The runaway success of the "Rambo" trilogy inspired dozens of rip-offs. With the Philippines a cheap and ideal stand-in for Vietnam, scores of 'film makers' tried to cash in on the popularity of a one-man killing machine.
Plenty of Italian efforts surfaced headed by the appallingly trashy "Strike Commando" 'starring' Reb Brown. As in "Rambo II", our hero is betrayed by his superiors, tortured by the Vietcong only to escape and take revenge.
Clearly believing that he could add an ingredient missing from the Rambo franchise, director Wilfred Milan brought-out "Ultimax Force". Not one but four commandos set out to rescue POWs each blessed with Ninja Warrior instincts as well as the standard US Army training.
The most famous of the Rambo clones was the highly successful "Missing in Action" series starring Chuck Norris. The plot line with the hero rescuing POWs for "Missing in Action" may sound similar to "Rambo II" but "MIA" was released in 1984, a full year earlier.
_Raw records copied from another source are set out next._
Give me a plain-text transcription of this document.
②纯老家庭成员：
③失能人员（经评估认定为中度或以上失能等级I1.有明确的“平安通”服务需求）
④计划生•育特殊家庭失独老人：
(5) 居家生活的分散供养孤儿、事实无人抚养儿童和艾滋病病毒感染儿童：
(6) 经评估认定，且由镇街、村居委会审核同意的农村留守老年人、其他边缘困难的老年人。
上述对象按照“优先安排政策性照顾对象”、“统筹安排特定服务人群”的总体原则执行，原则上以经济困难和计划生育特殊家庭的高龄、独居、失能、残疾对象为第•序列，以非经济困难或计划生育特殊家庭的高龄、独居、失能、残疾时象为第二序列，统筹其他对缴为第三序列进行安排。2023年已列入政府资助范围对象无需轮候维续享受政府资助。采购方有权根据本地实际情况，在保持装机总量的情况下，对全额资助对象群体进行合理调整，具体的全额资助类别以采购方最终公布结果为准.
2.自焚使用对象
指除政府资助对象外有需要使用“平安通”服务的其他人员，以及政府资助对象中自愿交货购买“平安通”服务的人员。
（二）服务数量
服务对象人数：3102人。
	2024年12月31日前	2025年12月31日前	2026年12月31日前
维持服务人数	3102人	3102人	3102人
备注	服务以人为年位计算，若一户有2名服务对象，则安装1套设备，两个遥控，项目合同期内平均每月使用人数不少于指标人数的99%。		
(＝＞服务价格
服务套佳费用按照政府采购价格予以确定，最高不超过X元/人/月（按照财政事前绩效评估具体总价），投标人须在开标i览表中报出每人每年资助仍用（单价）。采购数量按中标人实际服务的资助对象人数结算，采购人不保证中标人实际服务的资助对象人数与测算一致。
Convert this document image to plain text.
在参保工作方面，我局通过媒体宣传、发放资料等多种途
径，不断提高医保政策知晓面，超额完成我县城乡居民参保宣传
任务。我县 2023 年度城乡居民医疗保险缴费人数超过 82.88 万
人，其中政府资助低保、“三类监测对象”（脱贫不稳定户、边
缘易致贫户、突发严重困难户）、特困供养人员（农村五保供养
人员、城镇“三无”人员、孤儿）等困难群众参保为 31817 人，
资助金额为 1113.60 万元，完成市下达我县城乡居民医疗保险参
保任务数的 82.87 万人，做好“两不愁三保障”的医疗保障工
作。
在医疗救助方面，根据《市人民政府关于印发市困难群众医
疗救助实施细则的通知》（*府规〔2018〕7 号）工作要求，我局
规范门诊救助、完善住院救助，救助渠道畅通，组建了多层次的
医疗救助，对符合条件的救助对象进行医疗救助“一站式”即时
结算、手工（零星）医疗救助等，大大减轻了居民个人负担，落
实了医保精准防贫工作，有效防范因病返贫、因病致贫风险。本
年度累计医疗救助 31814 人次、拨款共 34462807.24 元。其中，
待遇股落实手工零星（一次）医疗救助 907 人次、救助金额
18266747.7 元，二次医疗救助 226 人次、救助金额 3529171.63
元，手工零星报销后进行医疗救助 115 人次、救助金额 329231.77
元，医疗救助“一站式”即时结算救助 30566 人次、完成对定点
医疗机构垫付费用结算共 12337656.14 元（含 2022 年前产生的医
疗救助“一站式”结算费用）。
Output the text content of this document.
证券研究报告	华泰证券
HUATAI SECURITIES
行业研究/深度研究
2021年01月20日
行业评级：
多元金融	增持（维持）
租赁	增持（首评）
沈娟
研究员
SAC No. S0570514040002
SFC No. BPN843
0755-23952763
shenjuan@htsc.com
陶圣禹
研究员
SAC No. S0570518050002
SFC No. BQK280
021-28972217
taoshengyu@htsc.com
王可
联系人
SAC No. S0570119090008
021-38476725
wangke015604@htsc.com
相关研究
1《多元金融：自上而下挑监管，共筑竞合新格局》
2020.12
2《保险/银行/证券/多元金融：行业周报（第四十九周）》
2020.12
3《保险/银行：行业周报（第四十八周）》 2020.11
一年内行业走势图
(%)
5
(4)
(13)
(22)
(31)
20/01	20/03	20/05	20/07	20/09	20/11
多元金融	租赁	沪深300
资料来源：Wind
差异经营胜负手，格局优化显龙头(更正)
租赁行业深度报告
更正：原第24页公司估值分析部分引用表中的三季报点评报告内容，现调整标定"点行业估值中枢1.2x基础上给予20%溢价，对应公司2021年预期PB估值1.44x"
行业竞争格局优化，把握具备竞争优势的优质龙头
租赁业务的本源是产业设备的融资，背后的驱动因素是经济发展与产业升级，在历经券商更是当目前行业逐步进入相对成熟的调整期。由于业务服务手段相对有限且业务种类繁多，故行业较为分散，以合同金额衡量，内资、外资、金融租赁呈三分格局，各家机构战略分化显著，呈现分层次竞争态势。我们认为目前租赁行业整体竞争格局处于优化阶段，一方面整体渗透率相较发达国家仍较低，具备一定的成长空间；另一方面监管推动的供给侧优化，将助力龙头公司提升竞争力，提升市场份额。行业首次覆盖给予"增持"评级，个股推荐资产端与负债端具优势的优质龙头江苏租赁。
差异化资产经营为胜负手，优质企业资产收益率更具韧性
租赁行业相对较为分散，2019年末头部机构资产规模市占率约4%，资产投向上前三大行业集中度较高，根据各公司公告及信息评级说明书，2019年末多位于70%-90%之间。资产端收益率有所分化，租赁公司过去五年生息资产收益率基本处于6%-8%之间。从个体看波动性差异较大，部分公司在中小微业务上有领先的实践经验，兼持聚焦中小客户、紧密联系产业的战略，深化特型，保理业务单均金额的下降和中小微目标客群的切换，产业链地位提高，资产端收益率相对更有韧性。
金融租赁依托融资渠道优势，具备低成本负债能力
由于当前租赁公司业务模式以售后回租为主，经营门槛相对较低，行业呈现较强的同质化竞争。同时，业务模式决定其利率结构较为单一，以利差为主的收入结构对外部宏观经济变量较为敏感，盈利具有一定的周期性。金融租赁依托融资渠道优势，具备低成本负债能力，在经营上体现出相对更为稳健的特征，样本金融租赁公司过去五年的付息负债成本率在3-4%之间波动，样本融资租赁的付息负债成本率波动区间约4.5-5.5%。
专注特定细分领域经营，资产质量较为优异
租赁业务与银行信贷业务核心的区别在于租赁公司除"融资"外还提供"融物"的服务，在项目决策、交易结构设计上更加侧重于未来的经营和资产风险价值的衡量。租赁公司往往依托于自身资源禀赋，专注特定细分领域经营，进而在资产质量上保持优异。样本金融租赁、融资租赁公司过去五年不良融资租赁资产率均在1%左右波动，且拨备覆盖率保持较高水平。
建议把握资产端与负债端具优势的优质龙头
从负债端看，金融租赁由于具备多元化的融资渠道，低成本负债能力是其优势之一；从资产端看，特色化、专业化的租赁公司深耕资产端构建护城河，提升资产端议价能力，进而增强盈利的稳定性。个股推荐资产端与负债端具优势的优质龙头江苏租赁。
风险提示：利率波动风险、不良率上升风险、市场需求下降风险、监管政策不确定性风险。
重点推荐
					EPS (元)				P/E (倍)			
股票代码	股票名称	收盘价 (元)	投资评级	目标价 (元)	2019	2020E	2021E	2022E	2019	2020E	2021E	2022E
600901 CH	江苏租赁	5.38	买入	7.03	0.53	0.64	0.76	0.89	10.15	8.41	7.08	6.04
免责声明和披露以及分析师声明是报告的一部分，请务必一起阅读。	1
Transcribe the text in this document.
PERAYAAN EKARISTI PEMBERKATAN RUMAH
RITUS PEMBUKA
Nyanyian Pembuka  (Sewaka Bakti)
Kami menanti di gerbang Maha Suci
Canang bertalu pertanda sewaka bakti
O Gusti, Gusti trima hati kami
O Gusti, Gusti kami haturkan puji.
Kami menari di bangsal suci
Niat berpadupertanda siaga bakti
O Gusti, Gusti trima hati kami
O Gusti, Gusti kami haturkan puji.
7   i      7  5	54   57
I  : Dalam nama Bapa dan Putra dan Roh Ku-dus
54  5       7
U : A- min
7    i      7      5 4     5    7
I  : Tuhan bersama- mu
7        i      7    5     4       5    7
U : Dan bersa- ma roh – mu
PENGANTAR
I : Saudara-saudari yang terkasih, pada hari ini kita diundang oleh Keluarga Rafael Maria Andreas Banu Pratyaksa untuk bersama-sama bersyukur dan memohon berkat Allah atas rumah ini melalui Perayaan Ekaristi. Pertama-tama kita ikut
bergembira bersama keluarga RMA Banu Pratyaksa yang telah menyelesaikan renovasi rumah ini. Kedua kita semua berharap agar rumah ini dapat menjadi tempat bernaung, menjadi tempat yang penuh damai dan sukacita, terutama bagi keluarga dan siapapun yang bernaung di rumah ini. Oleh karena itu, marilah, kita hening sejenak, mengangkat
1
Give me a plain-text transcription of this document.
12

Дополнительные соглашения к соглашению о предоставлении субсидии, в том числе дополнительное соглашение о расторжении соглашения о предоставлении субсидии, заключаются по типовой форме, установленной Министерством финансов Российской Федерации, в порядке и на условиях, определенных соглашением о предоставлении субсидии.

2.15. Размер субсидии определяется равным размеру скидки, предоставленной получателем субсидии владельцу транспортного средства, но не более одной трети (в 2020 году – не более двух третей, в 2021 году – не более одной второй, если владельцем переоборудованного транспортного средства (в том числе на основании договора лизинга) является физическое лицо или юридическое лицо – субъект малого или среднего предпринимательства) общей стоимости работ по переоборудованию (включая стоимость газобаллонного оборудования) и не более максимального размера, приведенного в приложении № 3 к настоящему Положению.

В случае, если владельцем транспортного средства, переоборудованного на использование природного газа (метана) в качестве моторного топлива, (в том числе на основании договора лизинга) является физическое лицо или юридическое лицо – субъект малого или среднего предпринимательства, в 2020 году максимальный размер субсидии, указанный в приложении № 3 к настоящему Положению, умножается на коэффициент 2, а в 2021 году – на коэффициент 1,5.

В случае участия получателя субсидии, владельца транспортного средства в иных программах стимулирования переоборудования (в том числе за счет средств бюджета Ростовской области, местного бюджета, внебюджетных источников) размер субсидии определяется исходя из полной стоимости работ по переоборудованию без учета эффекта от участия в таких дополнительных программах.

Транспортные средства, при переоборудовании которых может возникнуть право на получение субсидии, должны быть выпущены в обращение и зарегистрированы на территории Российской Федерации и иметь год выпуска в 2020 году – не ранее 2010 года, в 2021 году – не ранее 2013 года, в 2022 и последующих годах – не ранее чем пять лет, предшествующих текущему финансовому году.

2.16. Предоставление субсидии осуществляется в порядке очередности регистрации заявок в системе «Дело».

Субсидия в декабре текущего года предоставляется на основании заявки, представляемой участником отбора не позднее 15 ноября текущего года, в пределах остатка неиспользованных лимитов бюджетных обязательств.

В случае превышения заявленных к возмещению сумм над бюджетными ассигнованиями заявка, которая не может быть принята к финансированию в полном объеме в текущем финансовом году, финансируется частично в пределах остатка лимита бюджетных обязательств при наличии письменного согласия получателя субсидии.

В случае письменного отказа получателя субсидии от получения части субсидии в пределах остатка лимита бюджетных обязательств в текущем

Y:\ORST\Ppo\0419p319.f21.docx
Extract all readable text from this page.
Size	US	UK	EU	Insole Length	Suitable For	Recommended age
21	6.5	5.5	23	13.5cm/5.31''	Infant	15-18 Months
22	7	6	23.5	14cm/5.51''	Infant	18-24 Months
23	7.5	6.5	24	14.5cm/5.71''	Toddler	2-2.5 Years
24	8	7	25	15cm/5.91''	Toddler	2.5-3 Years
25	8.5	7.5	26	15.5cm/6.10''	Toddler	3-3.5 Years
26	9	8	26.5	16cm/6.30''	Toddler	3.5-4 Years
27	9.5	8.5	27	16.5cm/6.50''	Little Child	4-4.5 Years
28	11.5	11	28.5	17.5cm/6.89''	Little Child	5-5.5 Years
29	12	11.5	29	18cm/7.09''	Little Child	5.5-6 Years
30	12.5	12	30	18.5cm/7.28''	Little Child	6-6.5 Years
As it stood, "Missing In Action" became Cannon Films most profitable film ever (not a hard task).
It's surprising that there were not more sequels to "Missing in Action" with the first only surfacing as a result of being made back-to-back with the original film. It wasn't until 1988 that the cheesy but enjoyable "MIA III" surfaced with the deeply troubled Cannon Group desperate for a hit. As it turns out it wasn't. But as an example of a "Rambo" clone it was probably the best produced for the limited money it was made for.
The failure of "Rambo III" in 1988 to be the smash hit hoped for signalled the end of the short-lived but amusing rip-off genre that built up around the Rambo series.